The older boy turned away and walked off to join his pals at the other end of the store. I laid my hand on Alex’s head and couldn’t stop grinning.
That’s my boy!
My son Jordan is now 18, but your video game concerns and experiences parallels my own. But Jordan always had a firm grasp on reality and ‘virtual’ and is a totally non-violent teen.
I remember a time, when he was about 10 and a half, at the local arcade area of the movie theater we liked. I was drinking coffee but watching him from across the room. A group of loud teens were monopolizing the Star Wars console. Jordan waited patiently for a turn and proceeded to complete all the missions without a loss. That takes perhaps 30 minutes, and about halfway through the teens who were scoffing about his presence were running over to get their buddies to watch this kid.

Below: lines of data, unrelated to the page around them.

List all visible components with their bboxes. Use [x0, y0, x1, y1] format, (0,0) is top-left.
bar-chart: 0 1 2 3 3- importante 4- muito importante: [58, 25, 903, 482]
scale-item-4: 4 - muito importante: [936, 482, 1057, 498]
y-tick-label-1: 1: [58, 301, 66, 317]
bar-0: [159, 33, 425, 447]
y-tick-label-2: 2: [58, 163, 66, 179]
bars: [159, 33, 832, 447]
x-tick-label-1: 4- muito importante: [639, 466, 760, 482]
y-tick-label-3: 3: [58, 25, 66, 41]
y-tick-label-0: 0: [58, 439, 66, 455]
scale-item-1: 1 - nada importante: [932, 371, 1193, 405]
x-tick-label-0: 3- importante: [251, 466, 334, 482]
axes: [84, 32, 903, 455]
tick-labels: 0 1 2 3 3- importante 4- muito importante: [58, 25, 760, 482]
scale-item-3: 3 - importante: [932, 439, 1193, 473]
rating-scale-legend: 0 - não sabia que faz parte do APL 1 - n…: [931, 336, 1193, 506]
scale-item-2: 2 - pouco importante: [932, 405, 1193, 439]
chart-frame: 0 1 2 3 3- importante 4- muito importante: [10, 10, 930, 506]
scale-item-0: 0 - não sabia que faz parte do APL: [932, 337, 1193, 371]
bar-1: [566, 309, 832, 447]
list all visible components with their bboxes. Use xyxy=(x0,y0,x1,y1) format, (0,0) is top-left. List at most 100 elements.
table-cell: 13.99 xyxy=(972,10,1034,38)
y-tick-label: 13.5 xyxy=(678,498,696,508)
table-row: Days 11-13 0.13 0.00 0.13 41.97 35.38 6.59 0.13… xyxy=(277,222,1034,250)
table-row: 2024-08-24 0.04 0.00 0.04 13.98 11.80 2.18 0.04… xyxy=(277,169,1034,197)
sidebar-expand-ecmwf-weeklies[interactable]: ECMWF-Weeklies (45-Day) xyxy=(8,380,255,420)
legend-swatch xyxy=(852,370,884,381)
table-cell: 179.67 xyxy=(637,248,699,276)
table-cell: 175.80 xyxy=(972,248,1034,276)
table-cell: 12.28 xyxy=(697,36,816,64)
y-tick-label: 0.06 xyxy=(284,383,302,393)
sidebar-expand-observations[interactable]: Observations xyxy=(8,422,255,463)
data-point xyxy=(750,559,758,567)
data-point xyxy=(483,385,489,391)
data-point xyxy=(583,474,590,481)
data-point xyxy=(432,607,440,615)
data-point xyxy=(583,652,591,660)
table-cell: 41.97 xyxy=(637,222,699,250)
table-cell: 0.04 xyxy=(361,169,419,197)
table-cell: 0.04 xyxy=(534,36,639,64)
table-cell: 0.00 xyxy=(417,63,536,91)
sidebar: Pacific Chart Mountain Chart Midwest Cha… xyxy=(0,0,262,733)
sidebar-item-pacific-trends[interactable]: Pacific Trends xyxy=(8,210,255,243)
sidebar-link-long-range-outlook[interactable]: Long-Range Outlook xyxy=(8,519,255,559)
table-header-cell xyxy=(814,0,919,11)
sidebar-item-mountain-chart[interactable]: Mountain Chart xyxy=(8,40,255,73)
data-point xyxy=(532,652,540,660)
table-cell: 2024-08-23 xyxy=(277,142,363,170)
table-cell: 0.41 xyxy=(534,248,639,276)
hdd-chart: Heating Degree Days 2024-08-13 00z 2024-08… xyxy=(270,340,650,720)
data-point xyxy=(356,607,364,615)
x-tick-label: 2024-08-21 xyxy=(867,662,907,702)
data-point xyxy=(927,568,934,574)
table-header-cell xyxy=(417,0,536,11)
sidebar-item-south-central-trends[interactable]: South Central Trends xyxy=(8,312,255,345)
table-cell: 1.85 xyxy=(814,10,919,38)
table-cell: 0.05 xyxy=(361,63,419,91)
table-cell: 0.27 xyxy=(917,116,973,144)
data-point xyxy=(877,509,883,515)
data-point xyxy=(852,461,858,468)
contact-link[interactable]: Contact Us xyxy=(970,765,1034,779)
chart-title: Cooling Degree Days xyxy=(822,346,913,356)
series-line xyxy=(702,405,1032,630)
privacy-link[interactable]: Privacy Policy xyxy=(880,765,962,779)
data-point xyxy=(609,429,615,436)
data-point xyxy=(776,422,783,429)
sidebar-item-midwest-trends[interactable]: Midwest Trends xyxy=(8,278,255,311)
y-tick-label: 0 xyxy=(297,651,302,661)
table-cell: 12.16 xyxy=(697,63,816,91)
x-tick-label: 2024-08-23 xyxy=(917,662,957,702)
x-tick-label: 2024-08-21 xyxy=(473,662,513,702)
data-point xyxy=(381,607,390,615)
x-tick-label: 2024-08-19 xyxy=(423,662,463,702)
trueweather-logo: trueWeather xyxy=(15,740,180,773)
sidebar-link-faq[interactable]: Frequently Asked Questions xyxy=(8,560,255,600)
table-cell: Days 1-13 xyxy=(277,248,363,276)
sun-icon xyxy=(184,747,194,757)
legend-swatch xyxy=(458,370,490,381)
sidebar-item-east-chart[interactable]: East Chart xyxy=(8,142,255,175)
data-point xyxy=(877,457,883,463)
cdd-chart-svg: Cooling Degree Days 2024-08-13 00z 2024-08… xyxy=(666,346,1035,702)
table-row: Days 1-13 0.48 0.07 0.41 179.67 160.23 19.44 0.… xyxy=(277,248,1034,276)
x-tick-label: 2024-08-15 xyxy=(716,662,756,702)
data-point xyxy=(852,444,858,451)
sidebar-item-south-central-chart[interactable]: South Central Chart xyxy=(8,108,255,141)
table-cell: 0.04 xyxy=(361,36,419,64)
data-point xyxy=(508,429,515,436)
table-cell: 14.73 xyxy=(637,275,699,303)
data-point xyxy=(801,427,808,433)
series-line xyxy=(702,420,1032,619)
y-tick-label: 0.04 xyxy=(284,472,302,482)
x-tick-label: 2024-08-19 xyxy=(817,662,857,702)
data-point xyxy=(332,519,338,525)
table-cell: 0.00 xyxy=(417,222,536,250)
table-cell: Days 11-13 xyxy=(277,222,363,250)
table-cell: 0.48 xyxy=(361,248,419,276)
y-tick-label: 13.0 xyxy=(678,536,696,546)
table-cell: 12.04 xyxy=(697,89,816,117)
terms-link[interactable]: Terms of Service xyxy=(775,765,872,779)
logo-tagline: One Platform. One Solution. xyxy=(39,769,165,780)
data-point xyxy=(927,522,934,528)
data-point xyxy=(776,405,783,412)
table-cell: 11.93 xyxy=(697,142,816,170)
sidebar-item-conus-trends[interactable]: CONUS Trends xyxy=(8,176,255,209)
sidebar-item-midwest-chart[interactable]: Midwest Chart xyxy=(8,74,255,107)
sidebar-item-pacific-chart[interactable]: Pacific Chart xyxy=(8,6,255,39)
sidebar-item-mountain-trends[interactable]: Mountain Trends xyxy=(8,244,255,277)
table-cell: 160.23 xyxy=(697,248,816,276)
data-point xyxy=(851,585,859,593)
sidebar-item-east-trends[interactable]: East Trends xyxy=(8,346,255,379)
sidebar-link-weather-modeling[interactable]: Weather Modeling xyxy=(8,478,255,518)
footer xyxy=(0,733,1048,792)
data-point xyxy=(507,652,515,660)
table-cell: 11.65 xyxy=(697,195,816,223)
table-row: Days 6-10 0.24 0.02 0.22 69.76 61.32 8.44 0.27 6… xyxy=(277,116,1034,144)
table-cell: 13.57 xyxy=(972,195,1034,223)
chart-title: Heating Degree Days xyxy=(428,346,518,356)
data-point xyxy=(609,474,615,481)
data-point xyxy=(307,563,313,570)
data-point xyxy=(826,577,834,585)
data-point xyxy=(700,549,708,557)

Yeah, those are the good ‘father’ moments.
Sheesh…if my biological clock wasn’t broken, it would be tickin’ like mad right now. 😉
Thanks a lot!
Seriously, this was a cool story and even though I have a Criminal Procedure class tonight for which I haven’t completed the reading and even though I’m stressing over an election tonight (I’m running for Student Bar Association President), I loved this story and it made me feel good.
Thanks for posting it (really this time)!
Alex’ history with games goes further back than this story. His first shape recognitions were a heart (from Zelda; he still calls it a “piece of heart” because you need 4 pieces to make a new heart-shaped energy cell), an X, a circle, a square and a triangle (think Playstation controller).
I was both amused and embarassed when I figured out where he’d learned them.